Sulla scia di una passione di famiglia, Matteo Milani, dell’ufficio sicurezza di Sest Limana, s’iscrive al corso per brevetto da pilota all’età di 16 anni, sostenuto moralmente da entrambi i genitori. È il più giovane del corso, e dopo meno di due anni ne esce a pieni voti, eguagliato solo da un altro corsista quarantenne, con l’ambito Brevetto di Comandante di Volo PPL (Private Pilot License). La priorità diventa riuscire a volare il più possibile, e Matteo con la bici o il Ciao, perché non ancora titolare di patente, va nei weekend all’aeroporto di Belluno a fare servizio volontario alla torre di controllo. Come premio, quando pervenivano richieste di fare voli in montagna, lo dicevano a lui e al suo amico d’ali. “La cosa divertente”, ricorda sorridendo Matteo, “era che arrivavano spesso persone di 40-50 anni e si trovavano un pilota che era poco più di un ragazzino”.
In aereo, Matteo trascina alianti, conduce al lancio paracadutisti e porta a spasso la mamma, gli amici, i colleghi. In mezz’ora, infatti, si può arrivare al Lido di Venezia. Decollano dopo il lavoro, fanno il bagno, uno Spritz sulla spiaggia e sono a casa per cena. Ma i suoi voli preferiti sono in montagna. “Non ci sono paragoni. Ho visto la costa ma non mi entusiasma come un volo in montagna dove paesaggi e colori cambiano dalla mattina alla sera.

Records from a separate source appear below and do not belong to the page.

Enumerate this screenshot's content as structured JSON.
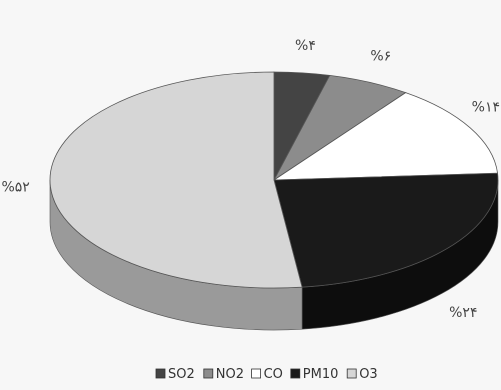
{
  "chart_data": {
    "type": "pie",
    "title": "",
    "style": "3d",
    "legend_position": "bottom",
    "categories": [
      "SO2",
      "NO2",
      "CO",
      "PM10",
      "O3"
    ],
    "values": [
      4,
      6,
      14,
      24,
      52
    ],
    "labels": [
      "%۴",
      "%۶",
      "%۱۴",
      "%۲۴",
      "%۵۲"
    ],
    "colors": [
      "#444444",
      "#8c8c8c",
      "#ffffff",
      "#1a1a1a",
      "#d6d6d6"
    ],
    "side_colors": [
      "#2e2e2e",
      "#6e6e6e",
      "#cfcfcf",
      "#0d0d0d",
      "#9a9a9a"
    ]
  }
}
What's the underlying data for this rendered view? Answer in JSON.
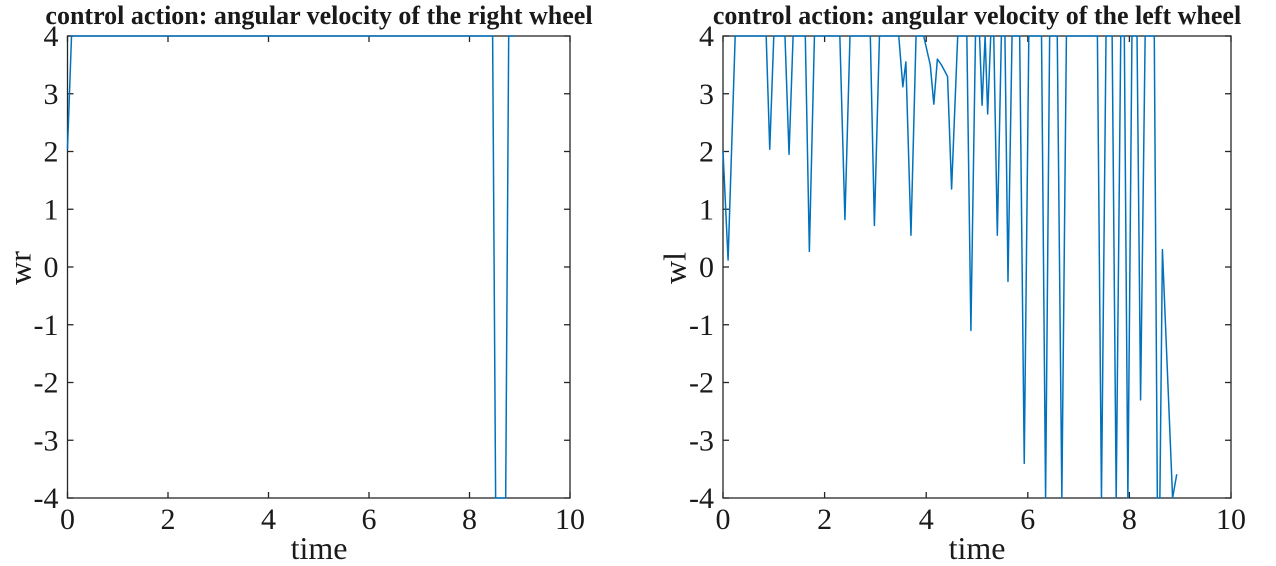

In primavera i prati verde scuro, in autunno marroni; le montagne dal grigio passano al bianco d’inverno e vedere le formichine sui campi da sci è impagabile, puntini neri sul bianco”.
In quota non mancano però i brividi. Durante un volo di prova per manutenzione di un aereo il motore si spegne perché la pompa non pesca carburante. È il panico, la chiamata alla torre di controllo per un atterraggio d’emergenza non ha risposta, Matteo tachicardico e paralizzato scruta l’orizzonte per un prato o il Piave. Mancano 2 km all’aeroporto ed è pericolosamente basso. Alla velocità di 250 km/h, presupposto per un facile schianto, riesce a portarsi sopra la pista d’erba, virare e a fermarsi miracolosamente in 25m. Scende con le mani irrigidite a forma di cloche, le gambe non gli reggono, cade al suolo e bacia il trifoglio che aveva preso come punto di riferimento per la virata. I colleghi a terra, compresa la situazione, lo aiutano in reverenziale silenzio a spingere l’aereo nell’hangar. È felice di poterlo raccontare.